South Korea’s Son Heung-min is bearing the weight of expectation at the World Cup just as heavily as Mohamed Salah, Cristiano Ronaldo and Harry Kane.
Even Lionel Messi, whose bid to add a World Cup to his career collection has become something of a communal objective for football, enjoys the support of a star-studded Argentinian side, from Angel Di Maria to Javier Mascherano to Sergio Aguero.
For Son and South Korea, the pressure is shared in the kind of unequal measure that perhaps only Salah would know with Egypt, before his own tournament was hampered by injury.
South Korea are teetering on the brink too, after a 1-0 defeat by Sweden left them needing at least a draw, and probably a win, against Mexico on Saturday to keep any hopes of progressing from Group F alive.
Son blamed himself for the opening loss. “I’m still disappointed about my performance,” he said. “I feel very, very sorry for my team-mates because if we don’t score, it’s my fault, because I need to take the responsibility.”
Responsibility is one take, pressure another. Son is a star in his home country, to the extent he has to wear a disguise when he leaves the house and Korean journalists are employed in London, where they wait to speak to the forward after every Tottenham fixture in the Premier League.
But for all the attention he receives, the 25-year-old, who moved to Germany when he was 16 and made his name at Hamburg and Bayer Leverkusen, is humble, driven and immensely popular with his team-mates.

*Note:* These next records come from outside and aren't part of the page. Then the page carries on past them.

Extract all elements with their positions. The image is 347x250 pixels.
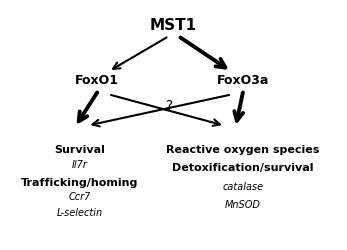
Text: Survival: Survival [54,145,105,155]
Text: catalase: catalase [222,182,263,192]
Text: Trafficking/homing: Trafficking/homing [21,178,138,188]
Text: Reactive oxygen species: Reactive oxygen species [166,145,320,155]
Text: L-selectin: L-selectin [57,208,103,218]
Text: Detoxification/survival: Detoxification/survival [172,162,314,172]
Text: FoxO3a: FoxO3a [217,74,269,86]
Text: MST1: MST1 [150,18,197,32]
Text: ?: ? [167,99,174,113]
Text: Il7r: Il7r [72,160,88,170]
Text: Ccr7: Ccr7 [69,192,91,202]
Text: MnSOD: MnSOD [225,200,261,210]
Text: FoxO1: FoxO1 [75,74,119,86]
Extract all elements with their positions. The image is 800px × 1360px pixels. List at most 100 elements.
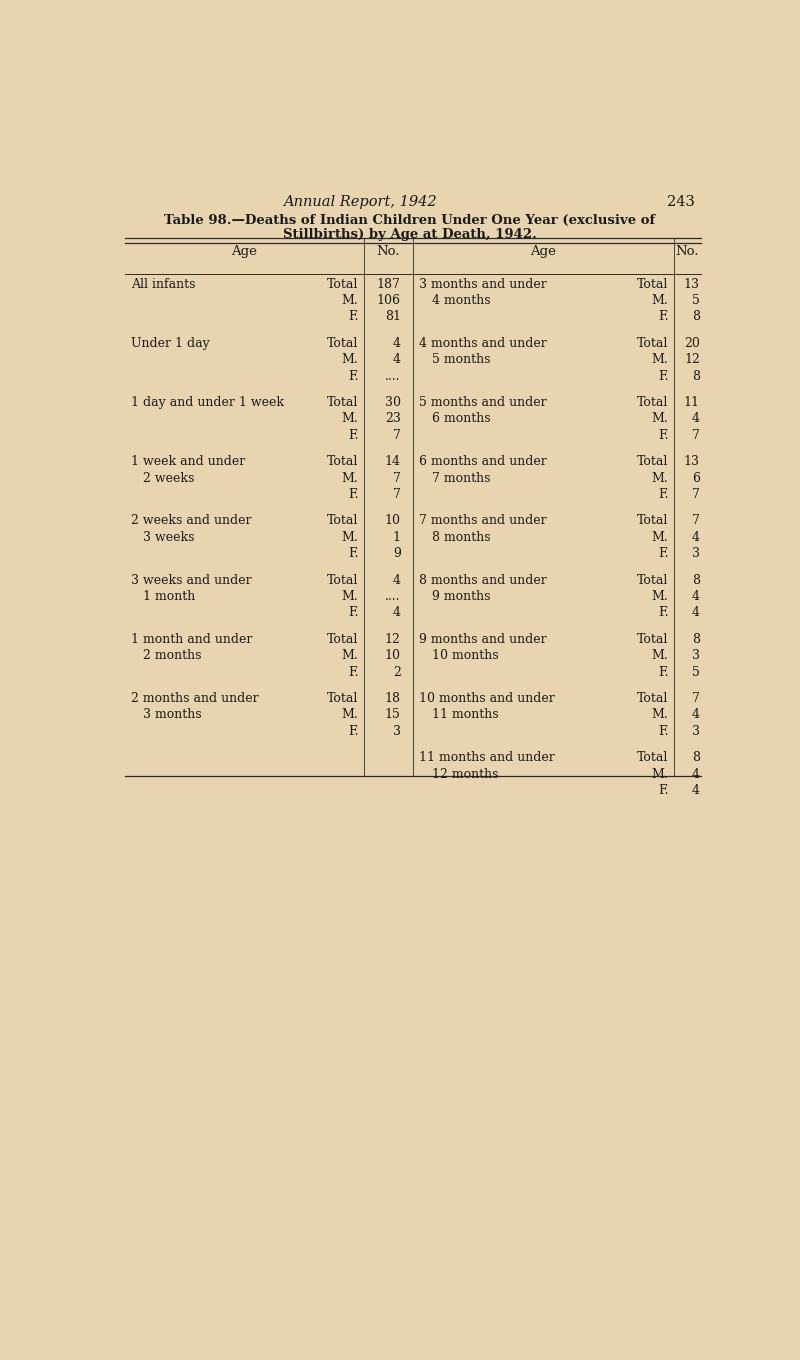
Text: 11: 11: [684, 396, 700, 409]
Text: M.: M.: [652, 354, 669, 366]
Text: Total: Total: [327, 277, 358, 291]
Text: 9 months and under: 9 months and under: [419, 632, 547, 646]
Text: 3: 3: [692, 725, 700, 738]
Text: 8 months and under: 8 months and under: [419, 574, 547, 586]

He still lives in Barnet with his parents. His father, Son Woong-jung, is a former striker himself, whose professional career was cut short by injury.
Tottenham’s training ground, based nearby in Enfield, has housed Korean chefs, invited in by Son in the hope of ingratiating his team-mates to bulgogi (barbecued beef), japchae (stir-fried noodles) and Samgyetang (a type of chicken soup).
– Not the star at Spurs –
But for Spurs, Son plays behind Kane, and alongside Dele Alli and Christian Eriksen. He is a key player, but not the star.
“It is true that maybe he doesn’t get the headlines of Harry Kane and other players but it is good to recognise him,” Tottenham coach Mauricio Pochettino said.
“It’s like a player next to [Lionel] Messi or Cristiano Ronaldo that also deserves a lot of credit.
“When you are next to Harry Kane, who scores and scores, it is normal that the focus is more on Harry Kane or on Messi or Ronaldo than on Son.
“But all the team love him. Not only because of his performances but because of how he is as a man. He is so humble and such a normal guy, and that makes him bigger.”
Son certainly does not feel disappointments any less. In fact, those that know him well say he takes defeats harder than anyone.
He sat on the pitch and bawled his eyes out when South Korea lost to Honduras in the quarter-finals of the 2016 Olympics in Brazil, a result that could still have repercussions for Son’s future.
As is the law in South Korea, he owes 21 months of military service and is due to begin his stint before he turns 28.
There is precedent for successful footballers being granted exemption, as was the case in 2002, when the national team reached the World Cup semi-finals, and 2014, when they won the Asian Games.
Son missed out four years ago as Bayer Leverkusen refused to release him and there may be a similar dilemma for Tottenham to confront when the same tournament runs again in Indonesia in August.
For now, though, South Korea need Son to deliver in Rostov against Mexico, the team that have inflicted the shock of the World Cup so far by beating Germany.
The pressure is on Son to step up.
“When he plays for the national team, the opposition focuses on defending against Son Heung-min,” South Korea’s coach Shin Tae-yong said last month.
“I think he’s doing well but to become a big player, he has to overcome that barrier.”